AWARDS, HONORS: Grammy Award (with John Lennon), Recording Academy, 1981, for Double Fantasy.

WRITINGS:

SOLO ALBUMS

Plastic Ono Band, Apple, 1970.

Fly, Apple, 1971.

Approximately Infinite Universe, Apple, 1973.

Feeling the Space, Apple, 1973.

Season of Glass, Geffen, 1981.

Starpeace, PolyGram, 1985.

Onobox, Rykodisc, 1992.

Blueprint for a Sunrise, Capitol, 2001.


Singles include "Walking on Thin Ice."


ALBUMS WITH JOHN LENNON

Unfinished Music No. 1: Two Virgins, Apple, 1968.

Wedding Apple, Apple, 1969.

Live Peace in Toronto, Apple, 1969.

Some Time in New York City, Apple, 1972.

(And producer, with John Lennon and Jack Douglas), Double Fantasy, Geffen, 1980.

Milk and Honey: A Heart Play, Polydor, 1984.

Imagine (soundtrack), 1988.

SCREENPLAYS

Bottoms (also known as Yoko Ono Film No. 4), 1967.

No. 5, 1968.

Two Virgins, 1968.

Bed-In, 1969.

Freedom, 1970.

Fly, 1970.

The Museum of Modern Arts Show, 1971.

OTHER

Grapefruit: A Book of Instructions, introduction by John Lennon, Wunternaum Press (Bellport, NY), 1964, published as Grapefruit: A Book of Instructions and Drawings, Simon & Schuster (New York, NY), 1971, reprinted, 2000.

A Hole to See the Sky Through, 1971.

(With others) The Trials of Oz (stage production), produced at Anderson Theatre, New York, NY, 1972.

(With others) The Lennon Tapes: John Lennon andYoko Ono in Conversation with Andy Peebles, 6 December 1980 (transcript of a radio special), British Broadcasting Corporation, 1981.

(With John Lennon) Heart Play (Unfinished Dialogue) (taped reading), Polydor, 1983.

(With John Lennon) Reflections and Poetry (taped reading), Silhouette Music, 1984.

(And composer and lyricist) New York Rock (stage production), produced at WPA Theatre, New York, NY, 1994.

(With IMA) Rising (album), 1996.


Author of dedication, Give Peace a Chance: Music and the Struggle for Peace: A Catalog of the Exhibition of the Peace Museum, Chicago, by Marianne Philbin, Chicago Review Press (Chicago, IL), 1983; contributor to John Lennon: Summer of 1980, Putnam (New York, NY), 1983; author of personal essays accompanying The John Lennon Anthology (4-CD set; contains albums Ascot, New York City, The Lost Weekend, and Dakota), Capitol, 1998.


SIDELIGHTS: Although she may be best known as the wife of the late Beatle John Lennon, Yoko Ono is an accomplished musician, artist, and author in her own right.
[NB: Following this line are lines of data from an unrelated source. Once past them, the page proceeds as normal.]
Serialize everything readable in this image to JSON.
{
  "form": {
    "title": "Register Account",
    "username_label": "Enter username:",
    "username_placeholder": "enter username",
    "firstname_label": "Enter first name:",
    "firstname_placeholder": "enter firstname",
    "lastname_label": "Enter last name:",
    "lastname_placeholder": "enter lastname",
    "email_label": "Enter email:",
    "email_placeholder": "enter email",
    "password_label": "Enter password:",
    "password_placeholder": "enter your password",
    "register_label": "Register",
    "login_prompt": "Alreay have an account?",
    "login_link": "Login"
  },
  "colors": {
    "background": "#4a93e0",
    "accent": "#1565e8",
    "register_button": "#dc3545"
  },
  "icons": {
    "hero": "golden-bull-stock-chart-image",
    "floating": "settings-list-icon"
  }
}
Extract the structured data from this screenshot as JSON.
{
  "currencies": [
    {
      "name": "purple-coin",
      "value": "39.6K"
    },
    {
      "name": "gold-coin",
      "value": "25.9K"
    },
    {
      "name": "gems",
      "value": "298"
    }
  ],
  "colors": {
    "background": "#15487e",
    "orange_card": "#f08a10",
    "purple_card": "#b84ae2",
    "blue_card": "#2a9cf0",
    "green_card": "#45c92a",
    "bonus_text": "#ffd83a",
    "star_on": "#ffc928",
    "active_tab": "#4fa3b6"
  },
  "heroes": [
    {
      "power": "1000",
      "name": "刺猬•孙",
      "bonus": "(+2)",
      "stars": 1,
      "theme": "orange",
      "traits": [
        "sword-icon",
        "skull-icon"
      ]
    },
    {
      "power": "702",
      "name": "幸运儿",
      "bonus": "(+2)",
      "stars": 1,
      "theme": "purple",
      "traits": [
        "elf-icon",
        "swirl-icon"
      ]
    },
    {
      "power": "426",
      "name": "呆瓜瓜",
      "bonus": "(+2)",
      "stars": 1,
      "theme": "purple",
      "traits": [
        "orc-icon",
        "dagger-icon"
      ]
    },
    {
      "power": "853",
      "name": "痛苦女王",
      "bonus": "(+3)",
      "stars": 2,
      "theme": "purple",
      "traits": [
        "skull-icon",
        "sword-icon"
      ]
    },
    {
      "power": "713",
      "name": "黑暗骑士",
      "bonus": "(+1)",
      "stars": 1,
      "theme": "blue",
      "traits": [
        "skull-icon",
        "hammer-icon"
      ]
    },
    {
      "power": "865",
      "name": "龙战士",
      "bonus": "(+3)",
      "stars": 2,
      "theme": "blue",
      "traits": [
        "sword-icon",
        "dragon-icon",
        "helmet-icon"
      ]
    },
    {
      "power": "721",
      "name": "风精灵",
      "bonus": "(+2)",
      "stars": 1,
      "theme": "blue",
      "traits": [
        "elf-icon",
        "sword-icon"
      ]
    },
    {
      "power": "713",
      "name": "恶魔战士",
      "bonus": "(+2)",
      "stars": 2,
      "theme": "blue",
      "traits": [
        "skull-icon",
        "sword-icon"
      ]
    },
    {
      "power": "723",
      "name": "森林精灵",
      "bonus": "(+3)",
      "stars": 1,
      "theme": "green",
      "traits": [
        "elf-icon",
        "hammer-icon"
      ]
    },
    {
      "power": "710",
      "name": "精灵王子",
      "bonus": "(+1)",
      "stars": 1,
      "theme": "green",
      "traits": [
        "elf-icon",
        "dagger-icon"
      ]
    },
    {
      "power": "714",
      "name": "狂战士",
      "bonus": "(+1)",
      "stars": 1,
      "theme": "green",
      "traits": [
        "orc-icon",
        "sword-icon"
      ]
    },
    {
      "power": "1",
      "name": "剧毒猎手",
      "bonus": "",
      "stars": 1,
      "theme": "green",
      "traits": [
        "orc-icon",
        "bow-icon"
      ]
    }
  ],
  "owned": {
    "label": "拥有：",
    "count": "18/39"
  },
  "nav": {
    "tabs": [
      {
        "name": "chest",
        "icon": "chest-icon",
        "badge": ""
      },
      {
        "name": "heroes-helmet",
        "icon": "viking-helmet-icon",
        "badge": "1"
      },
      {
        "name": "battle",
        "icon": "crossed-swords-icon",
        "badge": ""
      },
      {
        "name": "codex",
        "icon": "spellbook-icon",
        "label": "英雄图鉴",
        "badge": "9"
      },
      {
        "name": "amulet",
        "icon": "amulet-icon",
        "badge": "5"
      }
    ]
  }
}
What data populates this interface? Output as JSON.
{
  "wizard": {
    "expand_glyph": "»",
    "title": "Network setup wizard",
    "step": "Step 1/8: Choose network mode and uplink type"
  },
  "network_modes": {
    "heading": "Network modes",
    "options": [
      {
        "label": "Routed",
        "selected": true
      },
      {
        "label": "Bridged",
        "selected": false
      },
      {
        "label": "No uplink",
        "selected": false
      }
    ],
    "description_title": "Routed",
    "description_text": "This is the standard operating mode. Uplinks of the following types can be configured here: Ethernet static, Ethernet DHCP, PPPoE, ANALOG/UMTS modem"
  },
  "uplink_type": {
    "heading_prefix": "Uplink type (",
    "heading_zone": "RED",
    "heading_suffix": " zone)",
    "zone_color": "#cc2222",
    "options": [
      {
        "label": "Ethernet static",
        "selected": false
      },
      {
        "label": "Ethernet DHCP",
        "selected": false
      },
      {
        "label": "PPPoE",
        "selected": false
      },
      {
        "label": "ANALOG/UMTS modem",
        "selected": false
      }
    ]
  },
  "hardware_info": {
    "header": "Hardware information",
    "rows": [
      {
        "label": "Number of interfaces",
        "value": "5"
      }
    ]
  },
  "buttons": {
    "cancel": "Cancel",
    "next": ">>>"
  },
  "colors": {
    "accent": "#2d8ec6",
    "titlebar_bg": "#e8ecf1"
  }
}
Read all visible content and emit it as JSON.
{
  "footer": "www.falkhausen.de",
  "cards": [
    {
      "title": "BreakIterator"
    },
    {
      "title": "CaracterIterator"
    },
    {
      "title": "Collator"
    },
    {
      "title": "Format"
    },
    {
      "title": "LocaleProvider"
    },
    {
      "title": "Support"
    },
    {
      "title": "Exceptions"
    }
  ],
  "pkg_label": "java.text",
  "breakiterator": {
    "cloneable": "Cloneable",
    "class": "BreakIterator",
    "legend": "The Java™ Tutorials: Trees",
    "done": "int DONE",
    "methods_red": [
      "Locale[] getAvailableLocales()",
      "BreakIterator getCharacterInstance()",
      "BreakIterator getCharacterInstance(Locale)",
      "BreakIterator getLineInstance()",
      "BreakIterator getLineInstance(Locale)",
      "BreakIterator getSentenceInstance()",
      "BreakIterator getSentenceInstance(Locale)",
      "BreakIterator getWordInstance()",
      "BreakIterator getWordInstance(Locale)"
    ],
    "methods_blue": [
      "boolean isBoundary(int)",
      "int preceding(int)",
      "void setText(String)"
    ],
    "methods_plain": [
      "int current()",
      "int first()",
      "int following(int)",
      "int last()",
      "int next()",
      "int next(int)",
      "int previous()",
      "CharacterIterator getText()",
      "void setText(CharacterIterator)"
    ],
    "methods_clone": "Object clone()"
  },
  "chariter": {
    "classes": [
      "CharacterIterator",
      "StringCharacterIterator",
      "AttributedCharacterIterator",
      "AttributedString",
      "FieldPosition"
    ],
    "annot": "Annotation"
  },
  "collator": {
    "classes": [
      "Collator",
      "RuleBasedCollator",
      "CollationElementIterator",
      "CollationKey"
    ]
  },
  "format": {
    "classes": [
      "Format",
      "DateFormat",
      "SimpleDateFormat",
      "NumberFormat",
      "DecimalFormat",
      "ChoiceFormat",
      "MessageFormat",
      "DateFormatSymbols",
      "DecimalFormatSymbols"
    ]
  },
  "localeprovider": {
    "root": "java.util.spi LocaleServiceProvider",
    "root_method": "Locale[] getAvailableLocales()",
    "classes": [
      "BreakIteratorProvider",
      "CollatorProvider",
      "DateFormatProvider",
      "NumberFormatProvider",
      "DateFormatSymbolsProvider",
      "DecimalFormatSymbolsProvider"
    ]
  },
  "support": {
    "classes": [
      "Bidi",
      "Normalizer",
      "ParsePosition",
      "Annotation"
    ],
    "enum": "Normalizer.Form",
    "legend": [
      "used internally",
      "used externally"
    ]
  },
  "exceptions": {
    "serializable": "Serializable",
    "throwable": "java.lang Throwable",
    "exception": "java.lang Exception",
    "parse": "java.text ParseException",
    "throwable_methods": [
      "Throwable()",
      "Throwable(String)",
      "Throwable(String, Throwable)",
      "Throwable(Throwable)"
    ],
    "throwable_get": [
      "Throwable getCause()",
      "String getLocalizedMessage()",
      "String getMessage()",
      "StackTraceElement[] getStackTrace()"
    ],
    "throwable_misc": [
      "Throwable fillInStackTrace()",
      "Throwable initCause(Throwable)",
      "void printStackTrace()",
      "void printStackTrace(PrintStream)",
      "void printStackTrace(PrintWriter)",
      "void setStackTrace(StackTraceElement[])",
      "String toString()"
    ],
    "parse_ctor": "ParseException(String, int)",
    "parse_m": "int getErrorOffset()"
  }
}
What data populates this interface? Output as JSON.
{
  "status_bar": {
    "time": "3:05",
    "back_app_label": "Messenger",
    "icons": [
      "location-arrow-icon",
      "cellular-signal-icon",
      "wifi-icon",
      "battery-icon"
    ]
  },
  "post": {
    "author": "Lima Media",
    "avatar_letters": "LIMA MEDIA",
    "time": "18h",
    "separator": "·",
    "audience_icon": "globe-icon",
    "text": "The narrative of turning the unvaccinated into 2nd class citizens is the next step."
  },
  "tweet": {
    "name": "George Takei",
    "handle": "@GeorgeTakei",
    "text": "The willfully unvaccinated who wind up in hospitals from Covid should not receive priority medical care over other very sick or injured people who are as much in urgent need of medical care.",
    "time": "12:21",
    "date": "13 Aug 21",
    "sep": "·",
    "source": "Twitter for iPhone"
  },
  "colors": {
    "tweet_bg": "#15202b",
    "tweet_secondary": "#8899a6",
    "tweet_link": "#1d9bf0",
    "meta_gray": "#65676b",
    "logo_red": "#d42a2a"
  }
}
As a member of the Fluxus group in the 1960s, Ono achieved some measure of prominence in the avant-garde art world with her paintings, her works of performance art, and her anti-narrative films. The most notable of the latter may be Bottoms, which consists entirely of shots of the bare backsides of 365 different people walking on a treadmill. "The point that we're all human has been made before, but not usually with tongue so literally in cheek," Richard Lacayo commented in Time.


Ono's paintings from the 1960s generally require the participation of the viewer to create the art. Some works consist entirely of instructions to the viewer, such as "Watch the sun until it becomes square" or "Hammer a nail into a piece of glass." (Ono's first book, Grapefruit: A Book of Instructions, was a collection of roughly one hundred such works.) Other "paintings," such as "Painting to See the Room Through" (a piece of screen hung in a doorway) and "Painting to Hammer a Nail Into" (a piece of wood attached to the wall, into which viewers could hammer nails), provided a visual as well as a participatory element. Another of Ono's works which encourages viewer interaction is "Play It by Trust," a chess set with all of the pieces painted white. This makes it impossible for the players to keep track of which piece belongs to whom, forcing them to work together peacefully rather than acting out a war as they would in a normal game of chess.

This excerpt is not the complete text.